Thursday, January 2, 2020

Gretel & Hansel Trailer Teases Terrifying Update On The Classic Story

Fairy tales are often far more sinister than their reputation gives them credit for, and this new trailer released for the upcoming Gretel & Hansel looks to be maintaining that tradition by diving directly into the darkness of the medieval Black Forest.

The story is one of the most famous of the assortment collected by academics Jacob and Wilhelm Grimm, seeing a brother and sister get lost in the woods after their trail of breadcrumbs leading back home is eaten by birds. They stumble upon a building made of bread, cake and sugar – most often referred to as a gingerbread house – wherein lives a witch who plans to fatten them up and eat them.

This version comes courtesy of Osgood Perkins, director of the underrated and sinister I Am the Pretty Thing That Lives in the House, and stars Sophia Lillis (It: Chapter One) as the eponymous lost girl and Alice Krige (Star Trek: First Contact, Carnival Row) as the witch. The swapping of the order in which the names of the siblings are traditionally listed also signifies that Gretel will be far more of a focal point due to being a teenager, while Hansel is still a little boy she has to take care of.

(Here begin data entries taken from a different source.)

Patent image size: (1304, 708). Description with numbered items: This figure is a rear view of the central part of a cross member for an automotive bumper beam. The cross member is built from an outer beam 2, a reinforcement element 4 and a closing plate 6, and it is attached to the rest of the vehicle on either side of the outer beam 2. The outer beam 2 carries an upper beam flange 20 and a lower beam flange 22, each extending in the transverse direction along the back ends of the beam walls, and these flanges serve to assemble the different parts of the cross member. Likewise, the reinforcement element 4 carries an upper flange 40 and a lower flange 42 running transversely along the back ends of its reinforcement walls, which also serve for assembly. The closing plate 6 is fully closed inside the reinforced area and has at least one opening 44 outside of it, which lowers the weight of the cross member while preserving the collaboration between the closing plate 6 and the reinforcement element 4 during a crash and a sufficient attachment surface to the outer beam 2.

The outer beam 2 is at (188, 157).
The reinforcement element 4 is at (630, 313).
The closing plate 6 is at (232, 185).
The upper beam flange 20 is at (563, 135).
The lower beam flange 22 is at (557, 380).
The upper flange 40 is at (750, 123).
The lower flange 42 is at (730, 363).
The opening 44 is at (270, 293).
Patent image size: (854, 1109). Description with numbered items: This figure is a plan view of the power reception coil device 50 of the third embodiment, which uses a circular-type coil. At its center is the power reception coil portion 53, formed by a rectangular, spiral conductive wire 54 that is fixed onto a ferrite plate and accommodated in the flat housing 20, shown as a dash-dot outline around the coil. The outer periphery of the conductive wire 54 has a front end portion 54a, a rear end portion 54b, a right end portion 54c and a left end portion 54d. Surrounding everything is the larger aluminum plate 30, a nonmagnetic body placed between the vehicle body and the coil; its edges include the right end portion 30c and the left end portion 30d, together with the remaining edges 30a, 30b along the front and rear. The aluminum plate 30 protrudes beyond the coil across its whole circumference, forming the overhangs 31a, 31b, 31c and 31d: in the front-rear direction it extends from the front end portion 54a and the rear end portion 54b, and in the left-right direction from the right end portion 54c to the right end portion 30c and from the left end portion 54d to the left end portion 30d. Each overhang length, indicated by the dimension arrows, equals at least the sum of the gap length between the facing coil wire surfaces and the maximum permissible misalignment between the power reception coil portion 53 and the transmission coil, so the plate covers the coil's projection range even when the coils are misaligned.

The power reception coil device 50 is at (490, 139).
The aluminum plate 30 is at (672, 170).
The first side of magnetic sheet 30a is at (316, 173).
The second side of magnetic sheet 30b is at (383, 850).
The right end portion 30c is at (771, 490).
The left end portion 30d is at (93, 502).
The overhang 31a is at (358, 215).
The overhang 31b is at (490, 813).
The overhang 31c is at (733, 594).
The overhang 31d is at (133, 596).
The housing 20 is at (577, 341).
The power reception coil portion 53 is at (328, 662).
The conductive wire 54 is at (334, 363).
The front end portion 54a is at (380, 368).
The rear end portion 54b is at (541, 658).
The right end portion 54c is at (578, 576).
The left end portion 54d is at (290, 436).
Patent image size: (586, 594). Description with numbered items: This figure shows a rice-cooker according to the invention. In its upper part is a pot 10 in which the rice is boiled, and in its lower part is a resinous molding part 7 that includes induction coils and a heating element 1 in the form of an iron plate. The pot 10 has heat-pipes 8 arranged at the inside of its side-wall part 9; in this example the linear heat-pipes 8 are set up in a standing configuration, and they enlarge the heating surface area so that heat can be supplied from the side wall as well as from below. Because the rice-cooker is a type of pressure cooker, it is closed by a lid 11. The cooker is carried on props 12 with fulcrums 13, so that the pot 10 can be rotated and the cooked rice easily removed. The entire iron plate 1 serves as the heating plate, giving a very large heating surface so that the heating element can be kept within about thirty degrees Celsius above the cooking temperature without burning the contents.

Unlike several renowned fairy tales, the story maintained its bite due to escaping dilution by Disney, although has nevertheless been adapted numerous times, most recently with no less than three separate films all released in 2013: the enjoyably ludicrous action flick Hansel & Gretel: Witch Hunters, modern day stoner comedy Hansel & Gretel Get Baked, and a third produced by reliably insane DTV schlock factory The Asylum.

Since cultural osmosis has allowed Hansel & Gretel’s primary beats to remain well known even among people who have never read the story or watched an adaptation of it, it raises the question of precisely what there is to be gained from another retelling of the tale, especially one that, if the cursory details gleaned from the trailer are anything to go by, seems to hew fairly close to the source material. Some flashes of detail involving magic and rituals suggest the story will receive a bit of expansion and will possibly include a revelation that Gretel has the potential to become a witch herself, but aside from that, it looks like pretty standard stuff.

In any case, we won’t have to wait long to see how the story has been tweaked as Gretel & Hansel is released at the end of the month, and it certainly looks like it’ll once again remind us that children’s stories were once fearful fables that would make even grown adults want to sleep with the lights on.